You will, I think, be far from surprised to learn that this is a reread. At least the third read, in fact. I suggested it as a possibility for my book club, and when it wasn’t chosen I decided it was time anyway.

There are still books that should be in The Great Banksie Reread that I’ve only read once: Stonemouth and The Quarry. But I’ll get to those eventually.

One oddity about The Crow Road is that I’ve never blogged about it before. Yet I’ve loved it since I first read the opening line, at a convention in Glasgow in 1992, if memory serves.

‘Just read the opening line and you’ll buy it,’ my friend Steve said, when I was hesitant about shelling out the huge £10 price for the hardback. I had already read all of Banks’s earlier books, so I was definitely planning on getting it, but waiting for the paperback was the norm.

‘It was the day my grandmother exploded.’ Steve was right. I bought it, and all he subsequent books, in hardback.

Memory does serve, but not all that well: I’ve written all that before, it turns out, after Banksie died. Though it remains slightly unclear which convention it was that year.

A book is more than its opening line, though. The Crow Road is a family drama, set mostly in a fictional Scottish town not far from where I grew up. Also in Glasgow, a non-fictional city where the titular road exists. The metaphorical one is everywhere, of course: it means death, in the vernacular of that exploding grandmother.

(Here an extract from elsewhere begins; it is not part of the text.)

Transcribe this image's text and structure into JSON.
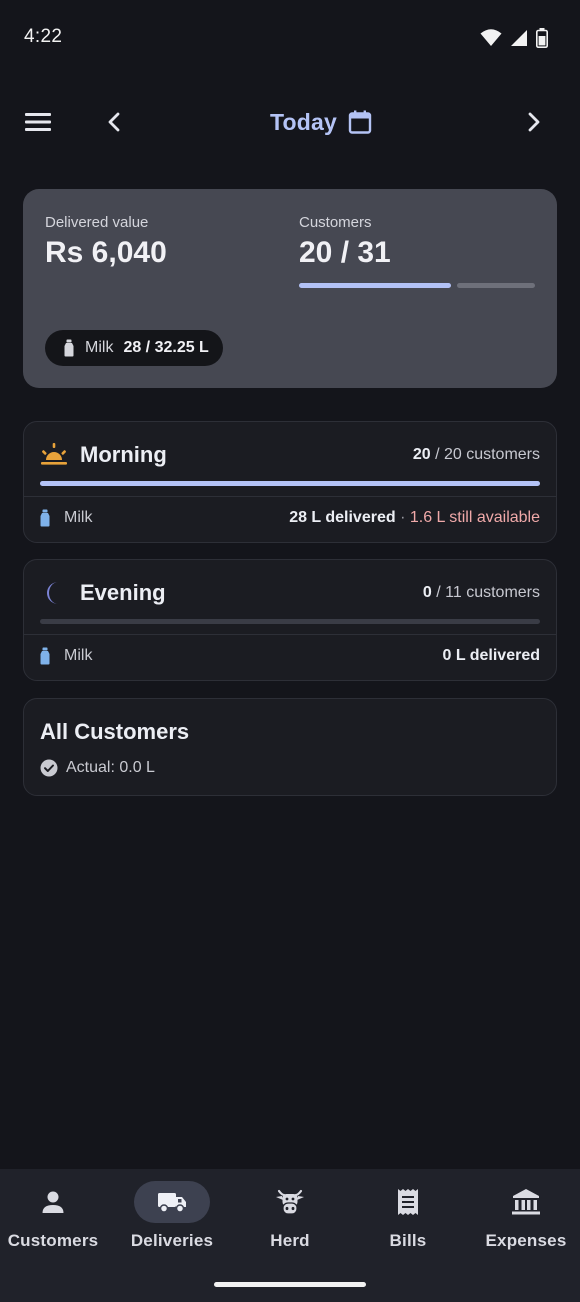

I read it with more of a writerly eye this time, I think, and I wondered whether the structural games really add anything to the whole. I don’t mean the parts that are effectively speculative: the main character, Prentice McHoan, trying to work out what might have happened to his missing uncle. Nor the flashbacks in third-person, when the main narrative is in first. That makes sense, as they’re showing us Prentice’s childhood, or things that happened to other family members when Prentice wasn’t there.

I’m more thinking about a couple of flashes forward, that hint about where the many narrative is going to go. They aren’t enough to really make the reader speculate, and they happen when we’re already well into the story, so they aren’t needed to make us keep going.

They do no harm, though, and maybe Banksie needed to use them to keep his own interest up. And there’s nothing wrong with them, or that.

I do find it hard to explain why this book is so compelling. I think it’s probably his best non-SF book. It’s probably my favourite, though it’s up there. I’ve long thought it was partly cultural for me, in that the characters and locations feel like people and places I knew growing up. But that can’t explain its broader appeal.

I guess Banksie was just a great writer.